E, my wife, has a lot of exes. Generally speaking, I get along with them. However, in recent conversations, she has put forth the idea of one of her exes as godmother. For E, godmother is a huge role since her own godmother is still a major person in E's life This would be why we are having this conversation even before E is actually pregnant. I do not like this proposal, which is causing tension.
Said ex I will call Q. They met; there was attraction; Q almost left her husband for E. In the end, though, Q stayed for her children and social status. Q and I get along. I have even had dinner with Mr. Q. That being said, I don't feel Q and I share the same worldview. One thing is for me not to judge another for their life choices, but another to choose that person for my own child to have a close bond with. Especially when Q and E were once involved even if only technically emotionally.
Am I an ass for not trying to concede some here? E says it's old jealousy, but I am (a) not a jealous person and (b) just feel like we could do with someone without the weird backstory.
I totally vote for somebody without the weird backstory. If godmother is a big role in the child's life for you guys it should be someone you're both comfortable with.
I'm not much for ex-drama because neither myself nor my wife has any exes of significant note. And in general I'm really not much for drama. But really...be friends with your exes, fine. Expect your spouse to not run from exes in fear, fine. But select an ex as a godmother over your spouse's wishes? Nope.
L broke up with her last ex 16y ago. They are friends on FB, but since L is on FB 3x a year, they don't communicate and we haven't seen her for 11y. She is still friends with her first ex (broke up 27y ago) and we are both friends with her on FB, she came to our wedding, and we visit her when we are in TN. My only ex wasn't a serious relationship (though very emotionally intense for me) and I really cut off contact with her since it made L uncomfortable and it was really too emotionally charged for me to really continue to communicate with her.
That being said, finding the godparent/guardian for your child should be a joint decision in which you both feel comfortable and would be comfortable raising your child should something tragic happened. This was a really difficult thing for us since we don't have family who we would want to put in this position. We ultimately chose a good friend who shares many of the same values as we do, has regular interaction with the boys, and has a great support system.
I dont know this person and I'm sorry if this comes off as judgey, but I dont think I would share the same values as someone who decided to stay in a marriage "because of the kids and social status". And someone who doesn't share my key values wouldn't be someone I choose as Godparent to my children.
I think it's important to find someone that you're BOTH happy with, and I don't think it's very fair or caring of her to try and find reasons why you should give in to her, especially when it seems like she's trying to make you feel guilty about it. That doesn't make it a decision between you, it makes it a demand by her. Ultimately it doesn't really matter what your reasons are or what the backstory is, if it's jealousy or something concrete or if it's just a feeling you have, if you aren't comfortable with her in such an important role in your child's life then you aren't comfortable. Any and all of those are valid reasons to rule her out, IMHO.

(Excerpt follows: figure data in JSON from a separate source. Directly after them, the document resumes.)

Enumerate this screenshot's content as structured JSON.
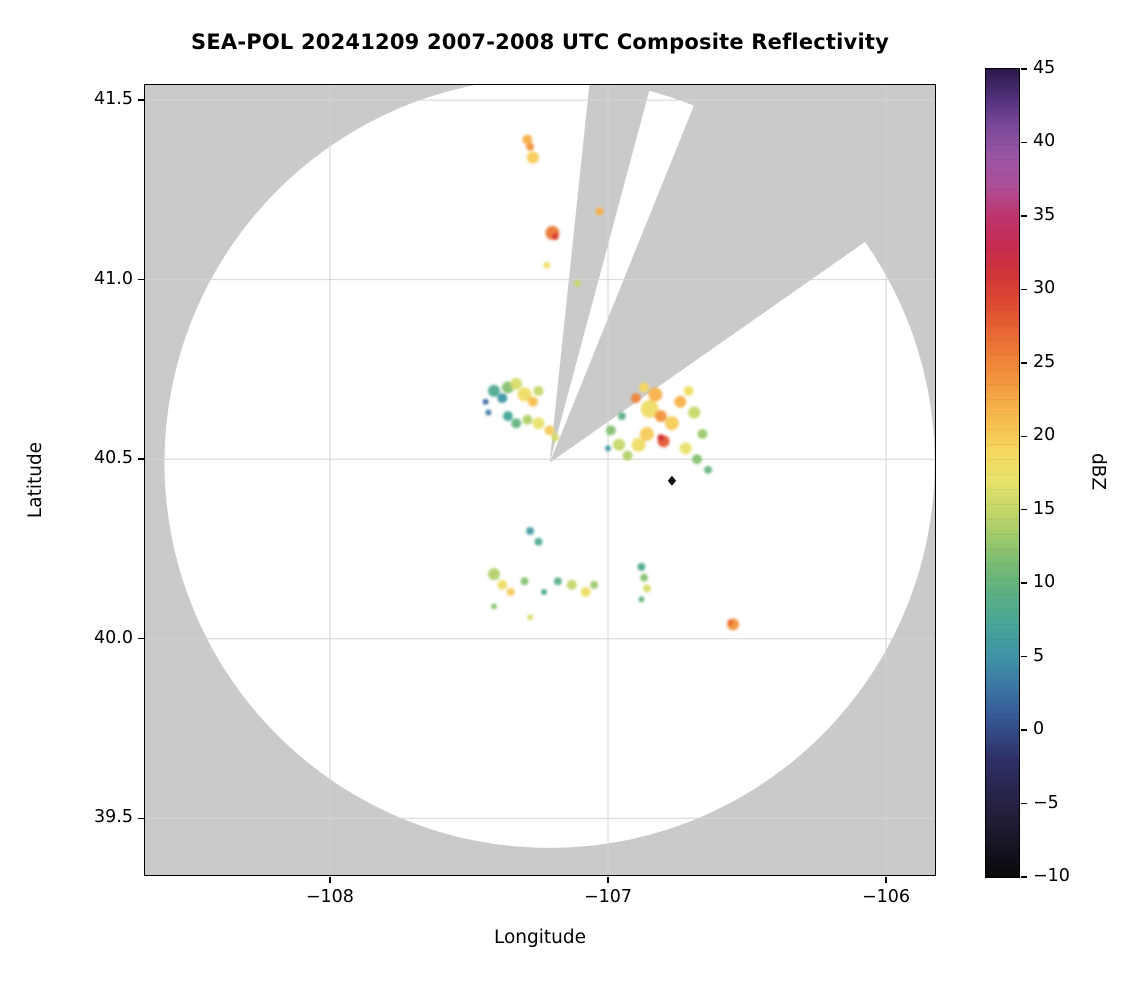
{
  "chart_data": {
    "type": "heatmap",
    "title": "SEA-POL 20241209 2007-2008 UTC Composite Reflectivity",
    "xlabel": "Longitude",
    "ylabel": "Latitude",
    "xlim": [
      -108.665,
      -105.824
    ],
    "ylim": [
      39.342,
      41.542
    ],
    "grid": true,
    "x_ticks": {
      "values": [
        -108,
        -107,
        -106
      ],
      "labels": [
        "−108",
        "−107",
        "−106"
      ]
    },
    "y_ticks": {
      "values": [
        39.5,
        40.0,
        40.5,
        41.0,
        41.5
      ],
      "labels": [
        "39.5",
        "40.0",
        "40.5",
        "41.0",
        "41.5"
      ]
    },
    "colors": {
      "outside": "#cacaca",
      "inside": "#ffffff",
      "grid": "#d4d4d4",
      "spine": "#000000"
    },
    "coverage": {
      "center_lon": -107.21,
      "center_lat": 40.49,
      "radius_lon_deg": 1.385,
      "blocked_sectors_deg": [
        [
          6,
          15
        ],
        [
          22,
          55
        ]
      ]
    },
    "site_marker": {
      "lon": -106.77,
      "lat": 40.44,
      "shape": "diamond",
      "color": "#111111"
    },
    "colorbar": {
      "label": "dBZ",
      "min": -10,
      "max": 45,
      "tick_values": [
        45,
        40,
        35,
        30,
        25,
        20,
        15,
        10,
        5,
        0,
        -5,
        -10
      ],
      "tick_labels": [
        "45",
        "40",
        "35",
        "30",
        "25",
        "20",
        "15",
        "10",
        "5",
        "0",
        "−5",
        "−10"
      ],
      "stops": [
        [
          -10,
          "#09090b"
        ],
        [
          -6,
          "#221e38"
        ],
        [
          -2,
          "#2f2f66"
        ],
        [
          1,
          "#365a96"
        ],
        [
          3,
          "#3c78a4"
        ],
        [
          5,
          "#3f93a6"
        ],
        [
          7,
          "#47a499"
        ],
        [
          9,
          "#58ae87"
        ],
        [
          11,
          "#74b975"
        ],
        [
          13,
          "#9cc86c"
        ],
        [
          15,
          "#c5d768"
        ],
        [
          17,
          "#e8e26b"
        ],
        [
          19,
          "#f6d75f"
        ],
        [
          21,
          "#f6bd4e"
        ],
        [
          23,
          "#f3a242"
        ],
        [
          25,
          "#ef8538"
        ],
        [
          27,
          "#e96833"
        ],
        [
          29,
          "#de4b31"
        ],
        [
          31,
          "#d03538"
        ],
        [
          33,
          "#c62c51"
        ],
        [
          35,
          "#bf356f"
        ],
        [
          37,
          "#ad4f97"
        ],
        [
          39,
          "#9a55a4"
        ],
        [
          41,
          "#7c4a9b"
        ],
        [
          43,
          "#52307c"
        ],
        [
          45,
          "#2a1a4a"
        ]
      ]
    },
    "echoes": [
      [
        -107.29,
        41.39,
        22,
        5
      ],
      [
        -107.27,
        41.34,
        20,
        6
      ],
      [
        -107.28,
        41.37,
        24,
        4
      ],
      [
        -107.03,
        41.19,
        22,
        4
      ],
      [
        -107.2,
        41.13,
        26,
        7
      ],
      [
        -107.19,
        41.12,
        30,
        3.5
      ],
      [
        -107.22,
        41.04,
        18,
        3.5
      ],
      [
        -107.11,
        40.99,
        15,
        3.5
      ],
      [
        -107.41,
        40.69,
        8,
        6
      ],
      [
        -107.38,
        40.67,
        5,
        5
      ],
      [
        -107.36,
        40.7,
        12,
        6
      ],
      [
        -107.33,
        40.71,
        16,
        6
      ],
      [
        -107.3,
        40.68,
        18,
        7
      ],
      [
        -107.27,
        40.66,
        21,
        5
      ],
      [
        -107.25,
        40.69,
        15,
        5
      ],
      [
        -107.36,
        40.62,
        7,
        5
      ],
      [
        -107.33,
        40.6,
        10,
        5
      ],
      [
        -107.29,
        40.61,
        14,
        5
      ],
      [
        -107.25,
        40.6,
        17,
        6
      ],
      [
        -107.21,
        40.58,
        20,
        5
      ],
      [
        -107.43,
        40.63,
        3,
        3
      ],
      [
        -107.44,
        40.66,
        2,
        3
      ],
      [
        -107.19,
        40.56,
        16,
        4
      ],
      [
        -106.99,
        40.58,
        12,
        5
      ],
      [
        -106.96,
        40.54,
        15,
        6
      ],
      [
        -106.93,
        40.51,
        14,
        5
      ],
      [
        -106.89,
        40.54,
        18,
        7
      ],
      [
        -106.86,
        40.57,
        20,
        7
      ],
      [
        -106.85,
        40.64,
        18,
        9
      ],
      [
        -106.83,
        40.68,
        22,
        7
      ],
      [
        -106.81,
        40.62,
        24,
        6
      ],
      [
        -106.8,
        40.55,
        28,
        6
      ],
      [
        -106.81,
        40.56,
        31,
        3.5
      ],
      [
        -106.77,
        40.6,
        20,
        7
      ],
      [
        -106.74,
        40.66,
        22,
        6
      ],
      [
        -106.71,
        40.69,
        18,
        5
      ],
      [
        -106.69,
        40.63,
        15,
        6
      ],
      [
        -106.66,
        40.57,
        13,
        5
      ],
      [
        -106.72,
        40.53,
        17,
        6
      ],
      [
        -106.68,
        40.5,
        12,
        5
      ],
      [
        -106.64,
        40.47,
        10,
        4
      ],
      [
        -106.9,
        40.67,
        25,
        5
      ],
      [
        -106.87,
        40.7,
        19,
        5
      ],
      [
        -106.95,
        40.62,
        9,
        4
      ],
      [
        -107.0,
        40.53,
        6,
        3
      ],
      [
        -107.28,
        40.3,
        6,
        4
      ],
      [
        -107.25,
        40.27,
        8,
        4
      ],
      [
        -107.41,
        40.18,
        14,
        6
      ],
      [
        -107.38,
        40.15,
        18,
        5
      ],
      [
        -107.35,
        40.13,
        20,
        4
      ],
      [
        -107.3,
        40.16,
        12,
        4
      ],
      [
        -107.23,
        40.13,
        7,
        3
      ],
      [
        -107.18,
        40.16,
        9,
        4
      ],
      [
        -107.13,
        40.15,
        15,
        5
      ],
      [
        -107.08,
        40.13,
        18,
        5
      ],
      [
        -107.05,
        40.15,
        13,
        4
      ],
      [
        -107.41,
        40.09,
        12,
        3
      ],
      [
        -107.28,
        40.06,
        16,
        3
      ],
      [
        -106.88,
        40.2,
        8,
        4
      ],
      [
        -106.87,
        40.17,
        12,
        4
      ],
      [
        -106.86,
        40.14,
        16,
        4
      ],
      [
        -106.88,
        40.11,
        10,
        3
      ],
      [
        -106.55,
        40.04,
        24,
        6
      ],
      [
        -106.56,
        40.045,
        27,
        3
      ]
    ]
  }
}
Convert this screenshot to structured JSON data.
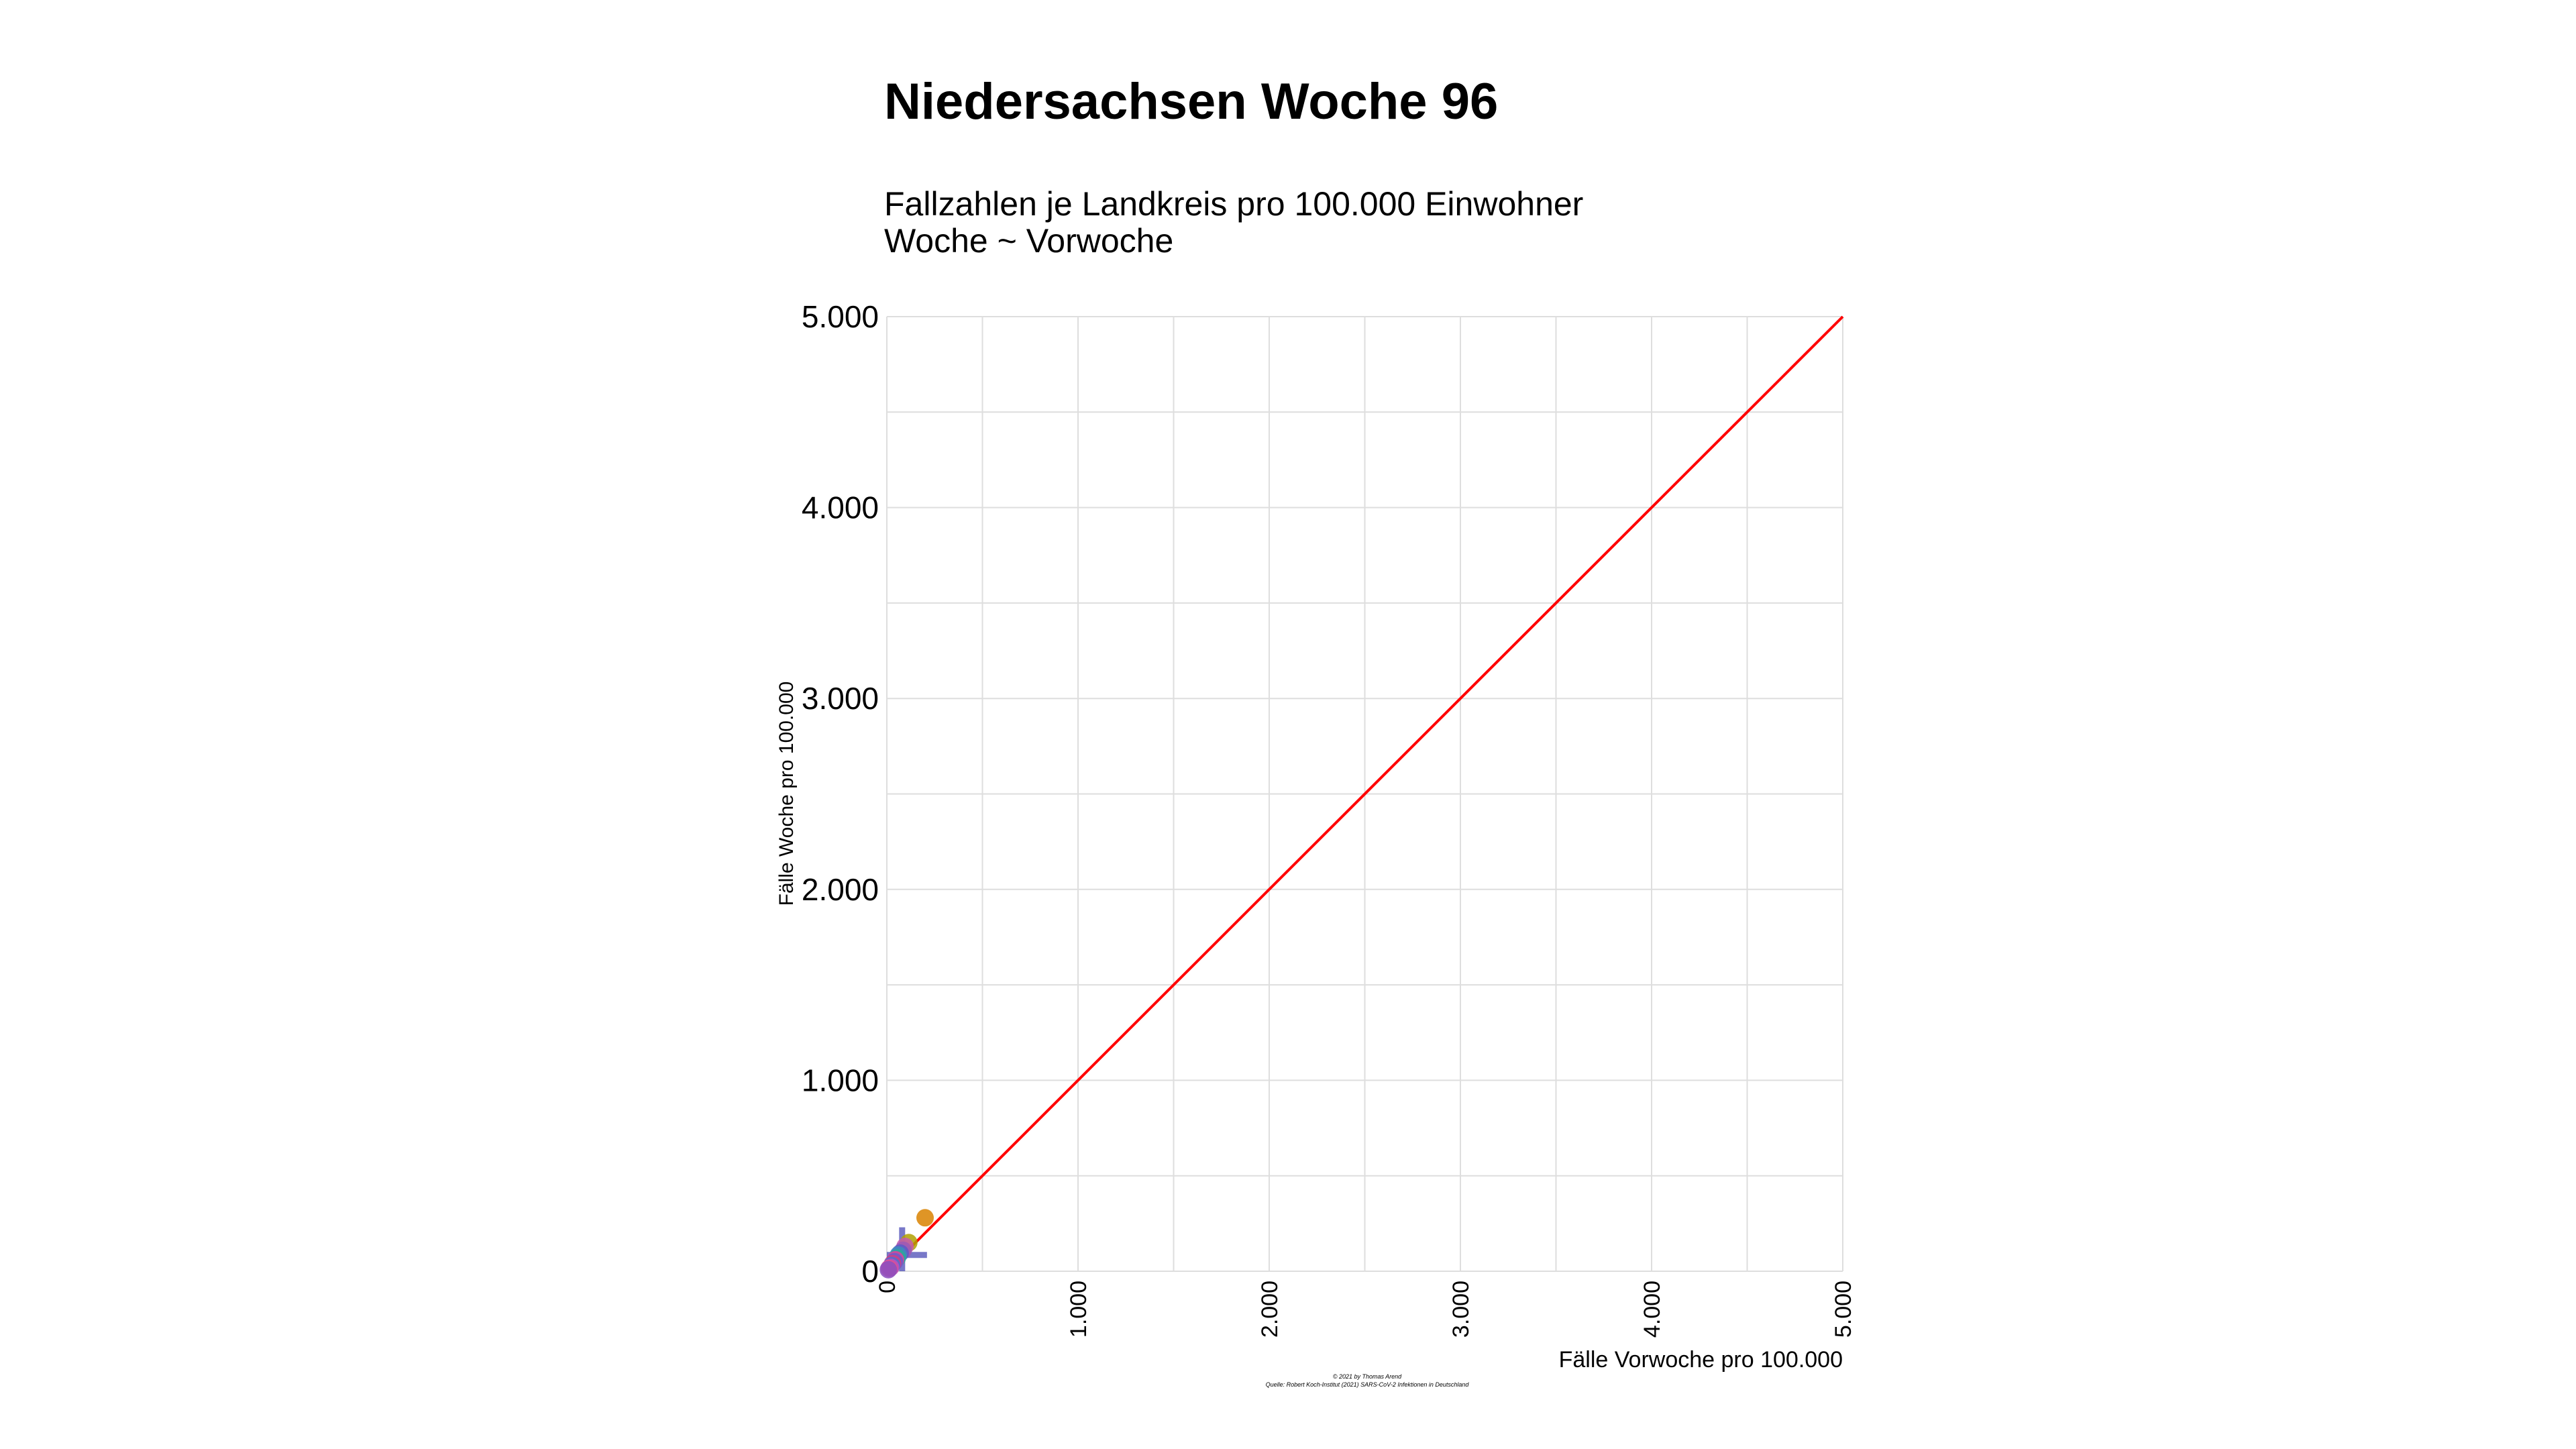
{
  "chart_data": {
    "type": "scatter",
    "title": "Niedersachsen Woche 96",
    "subtitle": [
      "Fallzahlen je Landkreis pro 100.000 Einwohner",
      "Woche ~ Vorwoche"
    ],
    "xlabel": "Fälle Vorwoche pro 100.000",
    "ylabel": "Fälle Woche pro 100.000",
    "xlim": [
      0,
      5000
    ],
    "ylim": [
      0,
      5000
    ],
    "x_ticks": [
      0,
      1000,
      2000,
      3000,
      4000,
      5000
    ],
    "x_tick_labels": [
      "0",
      "1.000",
      "2.000",
      "3.000",
      "4.000",
      "5.000"
    ],
    "y_ticks": [
      0,
      1000,
      2000,
      3000,
      4000,
      5000
    ],
    "y_tick_labels": [
      "0",
      "1.000",
      "2.000",
      "3.000",
      "4.000",
      "5.000"
    ],
    "grid": true,
    "reference_line": {
      "from": [
        0,
        0
      ],
      "to": [
        5000,
        5000
      ],
      "color": "#ff0000"
    },
    "caption": [
      "© 2021 by Thomas Arend",
      "Quelle: Robert Koch-Institut (2021) SARS-CoV-2 Infektionen in Deutschland"
    ],
    "points": [
      {
        "x": 200,
        "y": 280,
        "color": "#d98300"
      },
      {
        "x": 115,
        "y": 150,
        "color": "#b0a000"
      },
      {
        "x": 95,
        "y": 130,
        "color": "#c45bb0"
      },
      {
        "x": 85,
        "y": 110,
        "color": "#9b59b6"
      },
      {
        "x": 70,
        "y": 95,
        "color": "#5b5bc8"
      },
      {
        "x": 60,
        "y": 85,
        "color": "#3c8dbc"
      },
      {
        "x": 55,
        "y": 70,
        "color": "#2ca89a"
      },
      {
        "x": 45,
        "y": 60,
        "color": "#e040a0"
      },
      {
        "x": 40,
        "y": 50,
        "color": "#6a5acd"
      },
      {
        "x": 30,
        "y": 40,
        "color": "#d04080"
      },
      {
        "x": 25,
        "y": 30,
        "color": "#4f6fd0"
      },
      {
        "x": 20,
        "y": 20,
        "color": "#c050c0"
      },
      {
        "x": 12,
        "y": 15,
        "color": "#e05090"
      },
      {
        "x": 8,
        "y": 8,
        "color": "#8a4fc0"
      }
    ],
    "error_bars": [
      {
        "x": 80,
        "y": 85,
        "xmin": 0,
        "xmax": 210,
        "ymin": 0,
        "ymax": 230,
        "color": "#3f3fb0"
      }
    ]
  }
}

Question: why does she want Q to be godmother to your child? Has she given you reasons for this?
(To me, being a godmother is huge. I have two godchildren, 21 and 17, I love immensely. They are godparents to J. I don't think I'd ever choose an ex for that role.)
Question: why does she want Q to be godmother to your child? Has she given you reasons for this?
(To me, being a godmother is huge. I have two godchildren, 21 and 17, I love immensely. They are godparents to J. I don't think I'd ever choose an ex for that role.)
I think it's because, for E, Q seems like someone who prioritises family as strange as it sounds. And E wants someone to be godmother who is financially stable, has a good track record of caring for her children and who speaks the languages the child would speak. I see the point, but I just don't feel comfortable with Q.
We have no family, so it has to be friends, many of whom are still in school as we are and not able to care for a child, which makes it a bit more complex.